3. My first experience with fanfiction was writing my own Frank Hardy/Nancy Drew shipper fic. Joe caught them kissing. I was nine, okay?
4. My first real experience with fanfiction online was Star Wars. I know you're shocked. This was back in the late nineties, right after the original trilogy was re-released. I read a lot of Hanson, Backstreet Boys, and Buffy the Vampire Slayer fic, too.
5. The first fanfiction I ever wrote and shared with fandom is actually a recommended story on a famous cross-fandom reference site. I am insanely proud of this.
6. I have had a muse since I was about eleven. I used to rely exclusively on inspiration to strike until I realized--when I was about fourteen--that inspiration is pretty much always there and when it isn't, it can be manufactured until it's real.
7. That said, I've still suffered writer's block. In fact, my most recent stretch of it was through 2008. I'm still trying to recover my 2005 - 2007 mojo.
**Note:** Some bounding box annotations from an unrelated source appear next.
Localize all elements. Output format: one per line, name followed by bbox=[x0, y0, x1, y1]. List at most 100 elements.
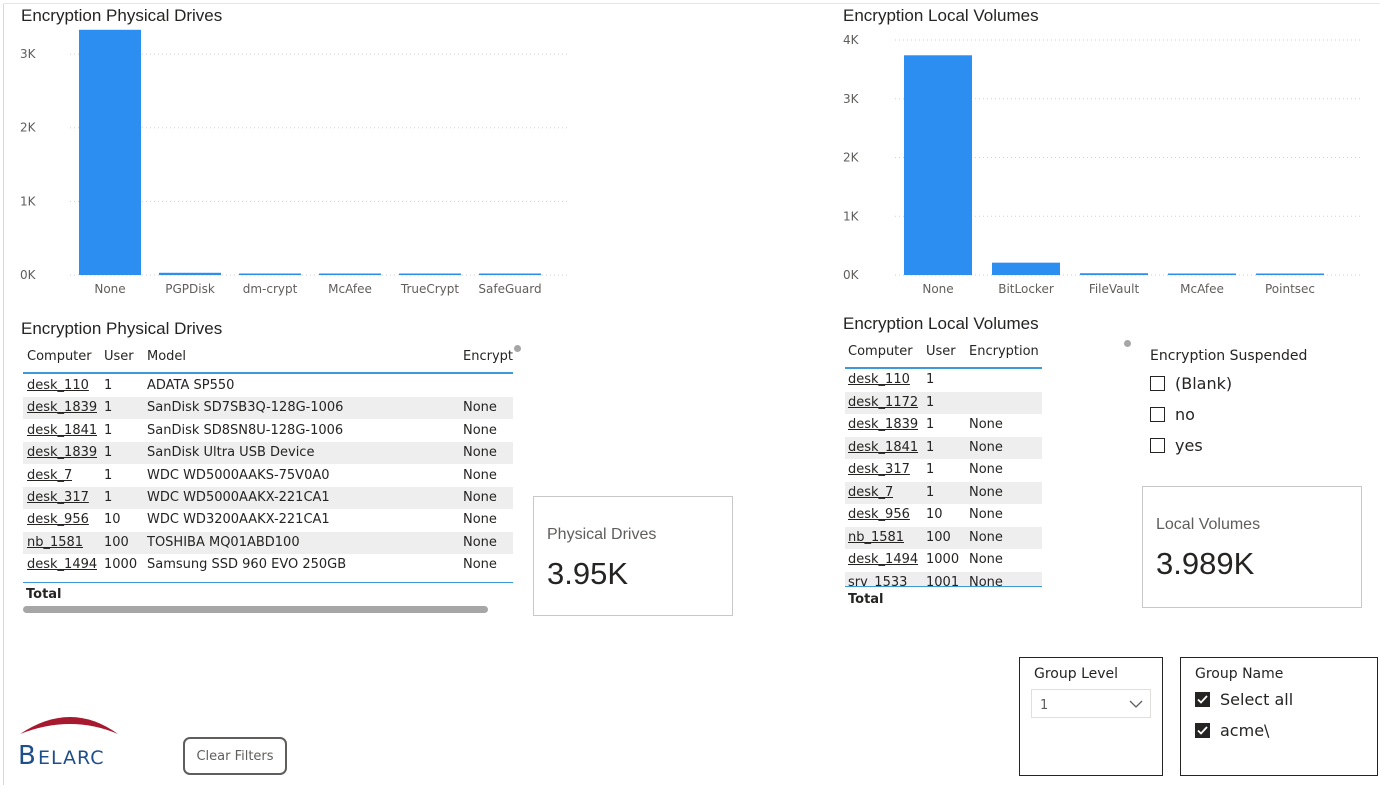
y-tick-label: 2K bbox=[843, 151, 860, 165]
table-row[interactable]: desk_956 10 None bbox=[845, 504, 1042, 526]
page-border-top bbox=[3, 3, 1380, 4]
table-row[interactable]: desk_7 1 WDC WD5000AAKS-75V0A0 None bbox=[23, 465, 513, 487]
cell-computer[interactable]: desk_956 bbox=[848, 507, 910, 522]
checkbox-checked-icon[interactable] bbox=[1195, 692, 1210, 707]
cell-encryption: None bbox=[969, 507, 1003, 522]
col-header-user[interactable]: User bbox=[926, 344, 956, 359]
checkbox-label: acme\ bbox=[1220, 721, 1270, 740]
cell-model: SanDisk SD8SN8U-128G-1006 bbox=[147, 422, 344, 438]
cell-user: 1 bbox=[926, 484, 935, 500]
table-row[interactable]: desk_1494 1000 Samsung SSD 960 EVO 250GB No… bbox=[23, 554, 513, 576]
cell-user: 1 bbox=[104, 467, 113, 483]
svg-text:ELARC: ELARC bbox=[38, 747, 105, 768]
x-tick-label: McAfee bbox=[1180, 282, 1224, 296]
table-row[interactable]: desk_317 1 None bbox=[845, 459, 1042, 481]
cell-computer[interactable]: srv_1533 bbox=[848, 574, 908, 588]
cell-computer[interactable]: desk_1494 bbox=[848, 552, 919, 567]
chart-physical-drives: 0K 1K 2K 3K None PGPDisk dm-crypt McAfee TrueCry… bbox=[20, 29, 570, 296]
total-divider bbox=[23, 582, 513, 583]
total-label: Total bbox=[26, 587, 62, 602]
cell-computer[interactable]: nb_1581 bbox=[848, 529, 905, 545]
physical-drives-table: Computer User Model Encrypti desk_110 1 AD… bbox=[23, 342, 513, 612]
cell-model: SanDisk Ultra USB Device bbox=[147, 445, 315, 461]
table-row[interactable]: desk_1841 1 None bbox=[845, 436, 1042, 459]
encryption-suspended-title: Encryption Suspended bbox=[1150, 348, 1308, 364]
cell-computer[interactable]: desk_1172 bbox=[848, 394, 919, 410]
table-row[interactable]: nb_1581 100 TOSHIBA MQ01ABD100 None bbox=[23, 531, 513, 554]
table-row[interactable]: nb_1581 100 None bbox=[845, 526, 1042, 549]
cell-encryption: None bbox=[463, 490, 497, 505]
group-level-slicer: Group Level 1 bbox=[1019, 657, 1163, 776]
bar-truecrypt bbox=[399, 273, 461, 275]
cell-computer[interactable]: desk_956 bbox=[27, 512, 89, 528]
checkbox-label: (Blank) bbox=[1175, 374, 1233, 393]
group-name-title: Group Name bbox=[1195, 666, 1284, 682]
cell-model: Samsung SSD 960 EVO 250GB bbox=[147, 557, 347, 573]
col-header-user[interactable]: User bbox=[104, 349, 134, 364]
table-row[interactable]: desk_1494 1000 None bbox=[845, 549, 1042, 571]
cell-encryption: None bbox=[969, 484, 1003, 500]
col-header-computer[interactable]: Computer bbox=[848, 344, 913, 359]
cell-computer[interactable]: nb_1581 bbox=[27, 534, 84, 550]
horizontal-scrollbar[interactable] bbox=[23, 606, 488, 613]
cell-computer[interactable]: desk_1839 bbox=[848, 417, 919, 432]
table-row[interactable]: desk_1839 1 None bbox=[845, 414, 1042, 436]
table-row[interactable]: srv_1533 1001 None bbox=[845, 571, 1042, 588]
col-header-computer[interactable]: Computer bbox=[27, 349, 92, 364]
cell-computer[interactable]: desk_1839 bbox=[27, 400, 98, 416]
physical-table-title: Encryption Physical Drives bbox=[21, 319, 223, 338]
col-header-encryption[interactable]: Encryption bbox=[969, 344, 1039, 359]
cell-computer[interactable]: desk_317 bbox=[27, 490, 89, 505]
cell-computer[interactable]: desk_1841 bbox=[27, 422, 98, 438]
card-value: 3.95K bbox=[547, 556, 629, 591]
group-level-dropdown[interactable]: 1 bbox=[1031, 689, 1151, 718]
table-row[interactable]: desk_110 1 bbox=[845, 369, 1042, 391]
checkbox-checked-icon[interactable] bbox=[1195, 723, 1210, 738]
total-label: Total bbox=[848, 592, 884, 607]
checkbox-unchecked-icon[interactable] bbox=[1150, 407, 1165, 422]
cell-user: 1 bbox=[104, 422, 113, 438]
checkbox-option[interactable]: Select all bbox=[1195, 690, 1293, 709]
checkbox-option[interactable]: acme\ bbox=[1195, 721, 1269, 740]
bar-dm-crypt bbox=[239, 273, 301, 275]
cell-user: 1 bbox=[104, 445, 113, 461]
table-row[interactable]: desk_110 1 ADATA SP550 bbox=[23, 375, 513, 397]
checkbox-option[interactable]: (Blank) bbox=[1150, 374, 1232, 393]
chart-local-volumes: 0K 1K 2K 3K 4K None BitLocker FileVault McAfee Po… bbox=[843, 33, 1360, 296]
x-tick-label: FileVault bbox=[1089, 282, 1140, 296]
cell-computer[interactable]: desk_110 bbox=[848, 372, 910, 387]
cell-user: 1 bbox=[926, 394, 935, 410]
cell-computer[interactable]: desk_1839 bbox=[27, 445, 98, 461]
checkbox-option[interactable]: yes bbox=[1150, 436, 1203, 455]
cell-computer[interactable]: desk_7 bbox=[27, 467, 73, 483]
table-row[interactable]: desk_1839 1 SanDisk SD7SB3Q-128G-1006 None bbox=[23, 397, 513, 420]
cell-model: WDC WD5000AAKX-221CA1 bbox=[147, 490, 330, 505]
cell-encryption: None bbox=[463, 422, 497, 438]
cell-computer[interactable]: desk_1841 bbox=[848, 439, 919, 455]
card-label: Physical Drives bbox=[547, 526, 657, 543]
checkbox-unchecked-icon[interactable] bbox=[1150, 438, 1165, 453]
cell-computer[interactable]: desk_317 bbox=[848, 462, 910, 477]
table-row[interactable]: desk_1172 1 bbox=[845, 391, 1042, 414]
clear-filters-button[interactable]: Clear Filters bbox=[183, 737, 287, 775]
table-row[interactable]: desk_317 1 WDC WD5000AAKX-221CA1 None bbox=[23, 487, 513, 509]
cell-computer[interactable]: desk_110 bbox=[27, 378, 89, 393]
checkbox-label: yes bbox=[1175, 436, 1203, 455]
bar-safeguard bbox=[479, 273, 541, 275]
checkbox-option[interactable]: no bbox=[1150, 405, 1195, 424]
table-row[interactable]: desk_1841 1 SanDisk SD8SN8U-128G-1006 None bbox=[23, 420, 513, 442]
table-more-options-icon[interactable] bbox=[514, 345, 521, 352]
cell-computer[interactable]: desk_7 bbox=[848, 484, 894, 500]
cell-computer[interactable]: desk_1494 bbox=[27, 557, 98, 573]
x-tick-label: PGPDisk bbox=[165, 282, 215, 296]
table-row[interactable]: desk_7 1 None bbox=[845, 481, 1042, 504]
table-header: Computer User Model Encrypti bbox=[23, 342, 513, 374]
table-row[interactable]: desk_1839 1 SanDisk Ultra USB Device None bbox=[23, 442, 513, 465]
bar-bitlocker bbox=[992, 262, 1060, 275]
y-tick-label: 0K bbox=[843, 268, 860, 282]
checkbox-unchecked-icon[interactable] bbox=[1150, 376, 1165, 391]
col-header-model[interactable]: Model bbox=[147, 349, 187, 364]
table-more-options-icon[interactable] bbox=[1124, 340, 1131, 347]
col-header-encryption[interactable]: Encrypti bbox=[463, 349, 513, 364]
table-row[interactable]: desk_956 10 WDC WD3200AAKX-221CA1 None bbox=[23, 509, 513, 531]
8. The vampire novel I'm working on, The Guest, has been written and re-written five times in the last fourteen years. I finally feel like the version I'm working on now is the right one. That may change.
9. In my second year of college, when I was a criminal justice major with the intention of going to law school, my philosophy professor pulled me aside and suggested I give up law and "write for a living." He wasn't the first or last educator to suggest that, but I remember him the most.